Die Familie – damals mit zwei Kindern – spielte bis hierhin mit. Nach der Rückkehr nach Österreich wollte sie nicht wieder fort. Also pendelte er: Montags flog Dialer nach Düsseldorf, donnerstags kehrte er heim: „Das hat uns noch enger zusammengeschweißt.“ Als das dritte Kind geboren wurde, zog der Vater die Konsequenz und blieb in Wien. „Holistisch heißt auch, alle Lebensbereiche im Gleichgewicht zu halten.“

Sensibilitätstraining

2012 kam der nächste Umbruch. Dialer wurde er zum Generaldirektor für die Region Baltics Balkan Adriatic ernannt: „Weg von den gesättigten Märkten, hin zu den geopolitisch heißen Zonen.“

Im ehemaligen Jugoslawien, zwischen Israel und Palästina und im Baltikum trainierte er den Umgang mit hochsensiblen Themen: „Da wird man auch als Manager holistisch gefordert.“

Spätestens hier lernte er die Besonderheiten seines Arbeitgebers schätzen: zwar Weltkonzern mit 75.000 Mitarbeitern, aber familiengegründet und (bei US-Unternehmen selten) sehr langfristig denkend. Die Regionen erfreuen sich unüblicher Freiheiten.

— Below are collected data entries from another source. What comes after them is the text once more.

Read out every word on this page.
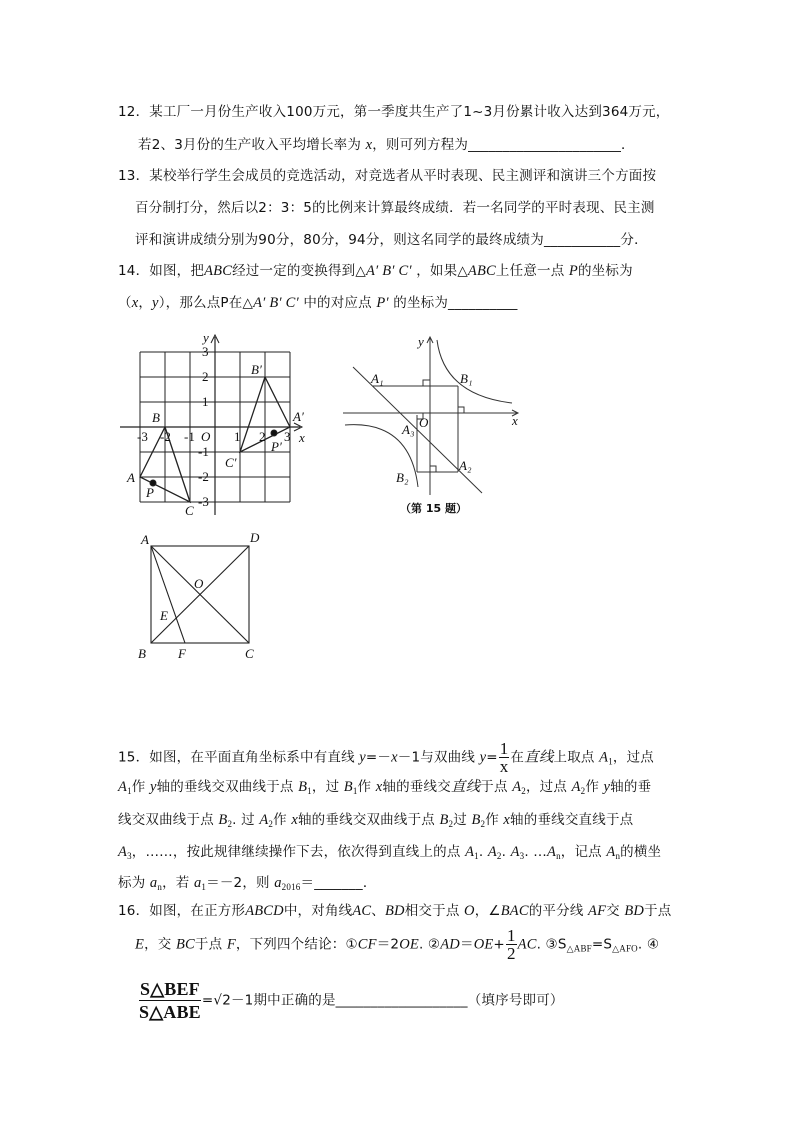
12．某工厂一月份生产收入100万元，第一季度共生产了1~3月份累计收入达到364万元，
若2、3月份的生产收入平均增长率为 x，则可列方程为______________________．
13．某校举行学生会成员的竞选活动，对竞选者从平时表现、民主测评和演讲三个方面按
百分制打分，然后以2：3：5的比例来计算最终成绩．若一名同学的平时表现、民主测
评和演讲成绩分别为90分，80分，94分，则这名同学的最终成绩为___________分．
14．如图，把ABC经过一定的变换得到△A′ B′ C′ ，如果△ABC上任意一点 P的坐标为
（x，y），那么点P在△A′ B′ C′ 中的对应点 P′ 的坐标为__________
15．如图，在平面直角坐标系中有直线 y=－x－1与双曲线 $y= \frac{1}{x}$ 在直线上取点 $A_1$，过点
$A_1$作 y轴的垂线交双曲线于点 $B_1$，过 $B_1$作 x轴的垂线交直线于点 $A_2$，过点 $A_2$作 y轴的垂
线交双曲线于点 $B_2$. 过 $A_2$作 x轴的垂线交双曲线于点 $B_2$过 $B_2$作 x轴的垂线交直线于点
$A_3$，……，按此规律继续操作下去，依次得到直线上的点 $A_1$. $A_2$. $A_3$. $\dots A_n$，记点 $A_n$的横坐
标为 $a_n$，若 $a_1=-2$，则 $a_{2016}=\_\_\_\_\_\_\_$．
16．如图，在正方形ABCD中，对角线AC、BD相交于点 O，∠BAC的平分线 AF交 BD于点
E，交 BC于点 F，下列四个结论：①CF＝2OE. ②AD＝OE+ $\frac{1}{2}$ AC. $③S_{\triangle ABF}=S_{\triangle AFO}$. ④
$\frac{\text{S△BEF}}{\text{S△ABE}} =√2-1$期中正确的是___________________（填序号即可）
-3 -2 -1	1 2 3
3
2
1
-1
-2
-3
O	x
y
A
B
C
P
A′
B′
C′
P′
x
y
O
A₁	B₁
A₂
B₂
A₃
（第 15 题）
A	D
B	C
F
O
E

Ende Mai schließlich übernahm Dialer Mars Austria. Sein Vorgänger verlegte noch die Büros aus Breitenbrunn und Bruck/Leitha ins Wiener Rivergate, wohin er nun die Mannschaft der Salzburger Tochterfirma Wrigley integriert.

Mehr will er über seine Strategie noch nicht sagen. Nur so viel, dass Wachstum angesagt sei, mit gesunder Ernährung. Widerspruch zu den Schokoprodukten des Hauses sei das keiner: „Schokolade ist eine Belohnung, die man sich gönnen kann.“ Ziel sei ja nicht, bestehende Konsumenten zu Mehrkäufen zu verleiten, sondern mehr Konsumenten zu Einzelriegeln greifen zu lassen. Auch so wachse man.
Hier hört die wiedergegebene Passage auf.